This is an excerpt from a new book by Aisha Bewley called Muslim Women: A Biographical Dictionary that I thought was quite excellent and quite relevant.
As my gantsta G Imam Suhaib Webb says… yo women were not made to be biryani marathon makers and slave away in the kitchen, son! (rephrased by me from his MOB (Mothers of the Believers) audio set)
As regards the present, it is clear that there is a need to re-assess all our preconceptions and misconceptions about women’s role and realise that women are a vast resource for the Muslim community — in all spheres of action. After all, women comprise more than half of the community. If half the community is neglected, what will be the state of the community as a whole?
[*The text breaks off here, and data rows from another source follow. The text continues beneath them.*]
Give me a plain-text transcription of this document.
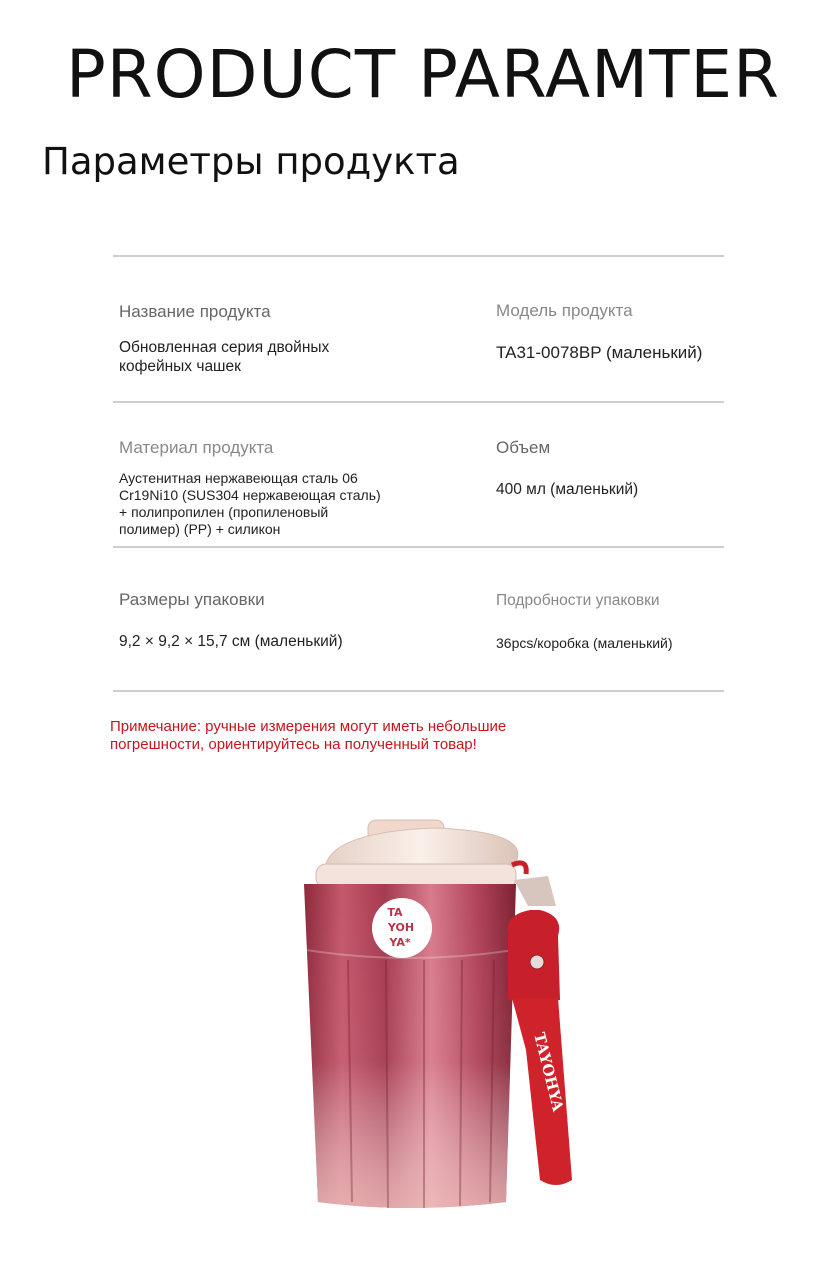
PRODUCT PARAMTER
Параметры продукта
Название продукта
Обновленная серия двойных
кофейных чашек
Модель продукта
TA31-0078BP (маленький)
Материал продукта
Аустенитная нержавеющая сталь 06
Cr19Ni10 (SUS304 нержавеющая сталь)
+ полипропилен (пропиленовый
полимер) (PP) + силикон
Объем
400 мл (маленький)
Размеры упаковки
9,2 × 9,2 × 15,7 см (маленький)
Подробности упаковки
36pcs/коробка (маленький)
Примечание: ручные измерения могут иметь небольшие
погрешности, ориентируйтесь на полученный товар!
TA
YOH
YA*
TAYOHYA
There is too great a tendency among many Muslims to relegate and restrict women’s roles to that of a mother and housewife, but as we can see from the historical record, this is a fairly modern convention. Indeed, housework is not part of the duties included in the marriage contract unless specified – at least in Maliki fiqh. A husband should appreciate the fact that the woman does the housework because it is the equivalent of a gift on her part. This is not to say that there have not been women who were only housewives, but certainly up until modern times there has been far more diversity among Muslim women than in other cultures, this being ensured by the fact that in Islam a woman is recognised and accepted as a distinct spiritual and legal entity. A woman controls her own wealth and does not automatically share it with her husband. Ultimately she – like her husband – is only answerable to Allah. Only ignorance limits the realisation of a person’s full potential, man or woman.
The problem with the modern stereotype is that it seems to force a necessary choice: either be a wife/mother or pursue a career. Doing both has always been an option, especially where there is an extended family including servants both male and female, in marked contrast to the single parent/nuclear family – limited, confined and enslaved by its own situation. Quite clearly Islam has always allowed women to expand their scope according to their needs, aspirations and ability. A Muslim woman may have a career or a wider social role, but is not forced to do so.
The education of women is crucial to the well-being of society. We know the oft-quoted saying, “Al-umm madrasa.” “The mother is a school.” If the mother is lacking in knowledge, what is the school going to be like? What are the children going to learn? If she is lacking in knowledge, then they will be lacking in knowledge. The importance of women’s education is self-evident.
Men are women are a mutual help and support. They should both appreciate and inspire one another. There has always been the possibility in the human situation of the truly collaborative couple – in contrast to the imprisoning daily drama of alternate chapters of war and peace.
We see, for instance, the example of the relationship of Fatima of Nishapur with Dhu’n-Nun al-Misri and Yazid al-Bistami, of Rab’a al-’Adiawiyya and al-Hasan al-Basri, and numerous other examples. They inspired one another to greater achievement and greater devotion to Allah. We find women learning from men and men learning from women throughout Muslim history.
Looking at the past, it is evident that we need to re-assess our view of women in general and Muslim women in particular. In fact Islam has always provided an incredibly flexible environment in which women may flourish and achieve their true potential, spiritually, economically, and, when necessary, politically. This is clearly an area which Western orientalists have either ignored or avoided and dismissed and which urgently requires re-examination, especially since it appears that many Muslims have accepted the Western assessment of women’s roles in Islam and then have defended and perpetuated it.
The history of the spread of Islam has always been like this: dynamic and positive. Although subject to decay and deterioration – as is everything and everyone in creation – Muslim communities have always repeatedly experienced new growth and re-vitalisation. This has always been the proof of the din of Islam. It inevitably transforms the lives of those who embody it and by this means knowledge and civlisation are established.
The negative stereotype of the role of Muslim women which is often trumpeted in the media stems from ignorance of the reality of the position of women in Islam and is coloured by cultural imperialism. How, for example, can a system of law which purports to guarantee freedom of belief and religion – and yet bans the wearing of hijab as an expression of that freedom – be regarded as enlightened or just?
Looking back to the time of the Prophet, may Allah bless him and grant him peace, women were extremely active in all areas of life and the Prophet did not discourage them. It is this quality and taste of Islam which permeated the lives of most of the women described in this book, in a manner which is far beyond mere verbal descriptoin – and it is this quality of Islam, sustained as it has been by direct transmission of the prophetic wisdom from its source, which sincere Muslims seek to establish and taste now – in their own life times.
Since Islam is a filter of culture, let us hope that some of this dynamism translates into our lives today – and that while the haram aspects of modern culture are dispensed with as the practice of Islam is established, so also its best aspects will be retained and enhanced, including a clear recognition of the true worth, potential and capacity of women – to be truly liberated worshippers of Allah.